The temperature coefficient of natural optical rotation power varies greatly depending on the substance; for example, while it is +0.6 m1n/cm·°C for quartz, it is -2.4 m1n/cm·°C for tellurium oxide.

On the other hand, the temperature coefficient of Faraday optical rotation power by YIG is -7
, 8m1n/cm・℃.

From this, when the optical rotation angle is set to 45°, the temperature coefficient of the amount of change Δθ from 45° for each of these substances is as follows.

YIG; -1,44m1n/℃ Quartz; 0,54m1n/℃ Tellurium oxide; -0,65m1n/℃ Tellurium oxide has a temperature coefficient close to that of YIG, so reverse loss deterioration is greatly improved, whereas crystal In the combination of and YIG, the temperature coefficients of both have opposite signs, so the reverse direction loss deteriorates.

FIG. 6 shows the temperature coefficients of reverse loss and forward loss for each material.

Here, curves a and d are YIG (45°) and Te02 (45°).
(°), the curve e shows only YIG (45°), and the curves c and f show the case of YIG (45°) and crystal (45°).

It can be seen from FIG. 6 that the combination of YIG and TeO2 has particularly excellent reverse loss characteristics (curve a).

The reason for setting the rotation of the plane of polarization to 45° is (a
) Since the polarizers 2 and 3 are generally rectangular, it is easier and more stable to assemble if the polarizers are positioned at 0° or 90°, and (b) the normal laser output light Since the plane of polarization is horizontal or vertical, it is desirable that the plane of polarization after passing through the isolator is also horizontal or vertical.
Two points can be mentioned.

As explained above, according to the present invention, by combining a magneto-optic material and an optically active material between a pair of polarizers placed at orthogonal positions, and constructing an optical isolator,
Improvements in wavelength characteristics and temperature characteristics can be measured.
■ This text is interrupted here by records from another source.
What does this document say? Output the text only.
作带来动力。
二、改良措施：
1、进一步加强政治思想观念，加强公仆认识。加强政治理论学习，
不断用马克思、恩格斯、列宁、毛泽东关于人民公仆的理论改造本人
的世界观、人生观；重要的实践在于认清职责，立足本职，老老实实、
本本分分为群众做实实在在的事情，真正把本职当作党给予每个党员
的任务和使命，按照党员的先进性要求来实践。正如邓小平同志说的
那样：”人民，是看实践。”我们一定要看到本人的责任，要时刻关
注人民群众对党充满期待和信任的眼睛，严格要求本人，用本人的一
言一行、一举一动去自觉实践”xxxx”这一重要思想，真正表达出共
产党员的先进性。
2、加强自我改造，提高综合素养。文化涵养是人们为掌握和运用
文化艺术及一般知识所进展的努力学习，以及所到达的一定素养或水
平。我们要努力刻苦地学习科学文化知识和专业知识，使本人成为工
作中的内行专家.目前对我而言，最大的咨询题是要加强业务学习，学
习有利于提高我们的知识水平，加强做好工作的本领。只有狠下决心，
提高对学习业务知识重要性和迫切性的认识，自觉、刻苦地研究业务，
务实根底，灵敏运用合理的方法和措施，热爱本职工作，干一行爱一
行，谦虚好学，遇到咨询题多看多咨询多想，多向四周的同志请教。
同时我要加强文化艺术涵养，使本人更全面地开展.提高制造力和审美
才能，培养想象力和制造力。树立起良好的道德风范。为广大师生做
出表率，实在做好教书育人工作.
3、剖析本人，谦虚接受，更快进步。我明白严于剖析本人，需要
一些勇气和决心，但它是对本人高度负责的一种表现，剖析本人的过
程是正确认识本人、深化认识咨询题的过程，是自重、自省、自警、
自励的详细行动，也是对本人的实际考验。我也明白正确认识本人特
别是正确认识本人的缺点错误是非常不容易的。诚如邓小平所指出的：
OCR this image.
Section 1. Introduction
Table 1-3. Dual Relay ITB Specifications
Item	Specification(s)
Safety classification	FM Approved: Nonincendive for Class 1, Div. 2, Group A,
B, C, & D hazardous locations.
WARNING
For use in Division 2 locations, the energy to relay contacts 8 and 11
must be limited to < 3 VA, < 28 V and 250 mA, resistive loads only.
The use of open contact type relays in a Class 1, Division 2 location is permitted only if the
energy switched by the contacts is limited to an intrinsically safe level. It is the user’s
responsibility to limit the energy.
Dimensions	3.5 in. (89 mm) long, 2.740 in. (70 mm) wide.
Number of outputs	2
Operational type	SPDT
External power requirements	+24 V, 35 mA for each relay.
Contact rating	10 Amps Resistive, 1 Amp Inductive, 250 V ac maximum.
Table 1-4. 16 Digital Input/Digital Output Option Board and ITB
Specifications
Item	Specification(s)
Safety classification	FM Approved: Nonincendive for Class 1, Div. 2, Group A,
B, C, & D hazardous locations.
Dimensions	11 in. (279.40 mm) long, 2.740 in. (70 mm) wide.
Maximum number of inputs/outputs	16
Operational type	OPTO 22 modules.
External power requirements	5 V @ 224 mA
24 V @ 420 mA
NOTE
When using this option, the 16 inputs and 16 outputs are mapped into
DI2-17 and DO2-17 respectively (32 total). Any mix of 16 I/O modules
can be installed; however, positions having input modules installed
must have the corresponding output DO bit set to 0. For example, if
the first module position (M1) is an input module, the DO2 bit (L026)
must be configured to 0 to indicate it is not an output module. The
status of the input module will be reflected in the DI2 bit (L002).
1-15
[Brief explanation of the drawing]

Figure 1 is a structural example of a conventional optical isolator, Figure 2 is a graph showing the characteristics of a conventional optical isolator, Figure 3 is a structural example of an optical isolator according to the present invention, and Figures 4 and 5 are according to the present invention. This is a graph showing the characteristics of an optical isolator. FIG. 6 is a graph showing the temperature characteristics of isolators based on various materials. 1; magneto-optical material; 2, 3; polarizer; 4; magnet; 5; optically active material.

Claims (1)

[Claims] 1 a pair of orthogonal polarizers arranged along the optical axis;
The magneto-optical material is arranged between the polarizers and rotates the plane of polarization by 45 degrees due to the Faraday effect, and the optically active material rotates the plane of polarization by 45 degrees due to natural optical rotation. An optical isolator characterized in that the optically active material is tellurium oxide.